As sequências dialogais aparecem exclusivamente nos discursos interativos dialogados. (cf. Bronckart, 2016), estruturando-se em turnos de fala. Estruturam-se, prototipicamente, em três fases, quais sejam: (i) abertura (caráter fático, interactantes entram em contato); (ii) transacional (agentes-produtores co-constroem o conteúdo temático) e (iii) encerramento (caráter fático; interactantes finalizam a interação).

d) Sequência explicativa

Para dar suporte à teorização da sequência explicativa, Bronckart (2012) recorre à escola de Grize (bem como ao teorizar sobre a sequência argumentativa).
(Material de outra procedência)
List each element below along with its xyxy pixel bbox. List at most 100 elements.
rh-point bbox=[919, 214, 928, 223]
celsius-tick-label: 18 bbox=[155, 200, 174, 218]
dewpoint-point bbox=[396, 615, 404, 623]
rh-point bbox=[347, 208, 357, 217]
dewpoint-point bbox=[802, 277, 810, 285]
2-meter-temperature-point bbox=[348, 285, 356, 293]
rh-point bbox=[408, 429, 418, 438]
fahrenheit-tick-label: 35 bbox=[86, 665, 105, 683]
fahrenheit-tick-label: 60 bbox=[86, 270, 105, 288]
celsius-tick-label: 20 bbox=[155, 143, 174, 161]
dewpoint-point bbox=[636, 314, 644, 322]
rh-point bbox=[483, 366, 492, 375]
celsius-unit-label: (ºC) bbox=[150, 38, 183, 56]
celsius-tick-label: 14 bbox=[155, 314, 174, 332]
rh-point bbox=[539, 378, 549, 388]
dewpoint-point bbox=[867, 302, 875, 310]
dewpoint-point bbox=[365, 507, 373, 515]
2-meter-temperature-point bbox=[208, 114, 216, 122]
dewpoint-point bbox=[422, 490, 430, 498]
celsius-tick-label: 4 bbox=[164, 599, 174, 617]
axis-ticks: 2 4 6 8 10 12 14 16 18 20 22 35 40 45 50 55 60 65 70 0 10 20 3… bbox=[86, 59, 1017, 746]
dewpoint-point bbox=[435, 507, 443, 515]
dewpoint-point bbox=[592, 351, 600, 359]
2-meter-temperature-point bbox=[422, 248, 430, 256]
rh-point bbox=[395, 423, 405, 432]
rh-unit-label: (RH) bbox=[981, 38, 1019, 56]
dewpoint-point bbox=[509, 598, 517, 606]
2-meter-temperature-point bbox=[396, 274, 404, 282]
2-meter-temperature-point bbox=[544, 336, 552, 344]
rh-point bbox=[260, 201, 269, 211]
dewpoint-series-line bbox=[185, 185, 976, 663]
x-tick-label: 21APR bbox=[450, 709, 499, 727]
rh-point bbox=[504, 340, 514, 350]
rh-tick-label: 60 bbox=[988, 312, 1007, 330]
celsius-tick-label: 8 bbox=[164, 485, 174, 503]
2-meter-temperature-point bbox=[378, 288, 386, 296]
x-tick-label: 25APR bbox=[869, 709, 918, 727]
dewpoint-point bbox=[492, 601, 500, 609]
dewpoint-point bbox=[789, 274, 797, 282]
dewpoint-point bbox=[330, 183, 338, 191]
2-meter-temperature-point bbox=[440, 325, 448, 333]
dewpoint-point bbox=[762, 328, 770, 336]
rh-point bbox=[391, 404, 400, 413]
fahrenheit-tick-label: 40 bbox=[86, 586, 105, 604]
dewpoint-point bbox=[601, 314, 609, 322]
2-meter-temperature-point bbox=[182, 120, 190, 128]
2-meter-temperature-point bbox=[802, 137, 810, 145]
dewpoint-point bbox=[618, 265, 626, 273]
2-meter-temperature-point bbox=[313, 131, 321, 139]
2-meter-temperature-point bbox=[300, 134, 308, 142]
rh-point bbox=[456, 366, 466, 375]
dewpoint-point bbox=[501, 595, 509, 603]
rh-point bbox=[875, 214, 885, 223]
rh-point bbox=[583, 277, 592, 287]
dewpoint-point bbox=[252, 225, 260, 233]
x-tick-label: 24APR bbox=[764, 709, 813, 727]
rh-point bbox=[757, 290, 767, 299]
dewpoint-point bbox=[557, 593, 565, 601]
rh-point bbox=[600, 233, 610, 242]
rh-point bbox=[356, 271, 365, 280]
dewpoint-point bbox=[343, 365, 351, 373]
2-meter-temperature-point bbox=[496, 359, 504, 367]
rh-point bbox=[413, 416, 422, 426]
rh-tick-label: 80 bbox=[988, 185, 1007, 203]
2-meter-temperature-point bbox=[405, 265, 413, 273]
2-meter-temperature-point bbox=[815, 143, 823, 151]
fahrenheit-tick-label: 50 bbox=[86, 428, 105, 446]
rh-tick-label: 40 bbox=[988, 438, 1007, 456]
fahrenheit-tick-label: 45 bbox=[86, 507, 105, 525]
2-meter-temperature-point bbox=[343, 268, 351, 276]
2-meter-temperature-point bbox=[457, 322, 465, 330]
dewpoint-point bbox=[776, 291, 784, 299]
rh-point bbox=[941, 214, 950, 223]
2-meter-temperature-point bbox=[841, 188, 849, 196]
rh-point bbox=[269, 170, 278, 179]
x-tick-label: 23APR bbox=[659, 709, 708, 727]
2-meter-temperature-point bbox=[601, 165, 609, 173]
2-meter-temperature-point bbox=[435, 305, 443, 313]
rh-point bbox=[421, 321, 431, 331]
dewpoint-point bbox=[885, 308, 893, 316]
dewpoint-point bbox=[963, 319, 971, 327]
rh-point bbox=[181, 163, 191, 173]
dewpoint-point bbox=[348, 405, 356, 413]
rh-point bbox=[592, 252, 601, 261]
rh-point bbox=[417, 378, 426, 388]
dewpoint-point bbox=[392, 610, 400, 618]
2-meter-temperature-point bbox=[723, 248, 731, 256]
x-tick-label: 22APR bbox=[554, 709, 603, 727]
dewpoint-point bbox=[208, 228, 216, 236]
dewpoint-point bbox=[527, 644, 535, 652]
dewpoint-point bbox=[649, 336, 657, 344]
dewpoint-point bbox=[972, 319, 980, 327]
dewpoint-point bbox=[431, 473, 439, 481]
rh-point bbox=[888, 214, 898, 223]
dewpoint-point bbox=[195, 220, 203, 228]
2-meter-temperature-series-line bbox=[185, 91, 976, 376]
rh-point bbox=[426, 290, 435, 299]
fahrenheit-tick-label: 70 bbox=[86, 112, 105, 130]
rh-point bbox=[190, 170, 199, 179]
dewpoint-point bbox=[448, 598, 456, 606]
As sequências explicativas aparecem nos discursos teóricos e nos discursos interativos monologados. (cf. Bronckart, 2016, p. 252). Originam-se a partir de algo que parece não ser questionável (fenômeno incontestável), mas que se aparenta inicialmente como ou incompleto ou reclamando maiores explicações relativas a alguma contradição, ainda que aparente, que possa vir a se apresentar em torno dele. Após esse período de desenvolvimento, a constatação inicial é apresentada de forma “geralmente enriquecida” (BRONCKART, 2016, p. 229).

Prototipicamente, compõe-se de quatro fases, quais sejam: (i) constatação inicial (introdução do fenômeno); (ii) problematização (no que ele aparenta questionável); (iii) resolução (traz informações suplementares que respondem às questões postas); (iv) conclusão-avaliação (reformula, completa, amplia o que se constatou inicialmente).

Seu caráter dialógico está em apresentar o tema que está sendo tratado de forma adaptada às características – “conhecimentos, atitudes, sentimentos, etc.” (BRONCKART, 2016, p. 234) – que o remetente imagina serem do destinatário. Nesse caso, explica-se por imaginar que o que está sendo tratado é difícil de ser compreendido pelo destinatário.

e) Sequência argumentativa

As sequências argumentativas, assim como as explicativas, aparecem nos discursos teóricos e nos discursos interativos monologados. (cf. Bronckart, 2012, p. 252).

Bronckart (2012) filia-se à escola de Grize ao teorizar sobre os processos de raciocínio argumentativos (e também os explicativos) em relação ao modo como se desenvolvem nos textos. Baseando-se nessa abordagem, sustenta que o raciocínio argumentativo parte da implicação de uma tese a respeito de um tema. A partir dessa tese, propõe-se novos dados, os quais passam por uma inferência orientando para uma conclusão ou nova tese. É assim que, prototipicamente, essa sequência apresenta quatro sucessivas fases: (i) de premissas (de onde se parte); (ii) de apresentação de argumentos (direcionam para uma provável conclusão); (iii) de apresentação de contra-argumentos (restringe-se a orientação argumentativa) e (iv) de conclusão ou nova tese (reúne efeitos de II e III).

Seu caráter dialógico explica-se pelo fato de o agente-produtor imaginar que o que está sendo tratado é contestável (a seu próprio ver ou ao do destinatário).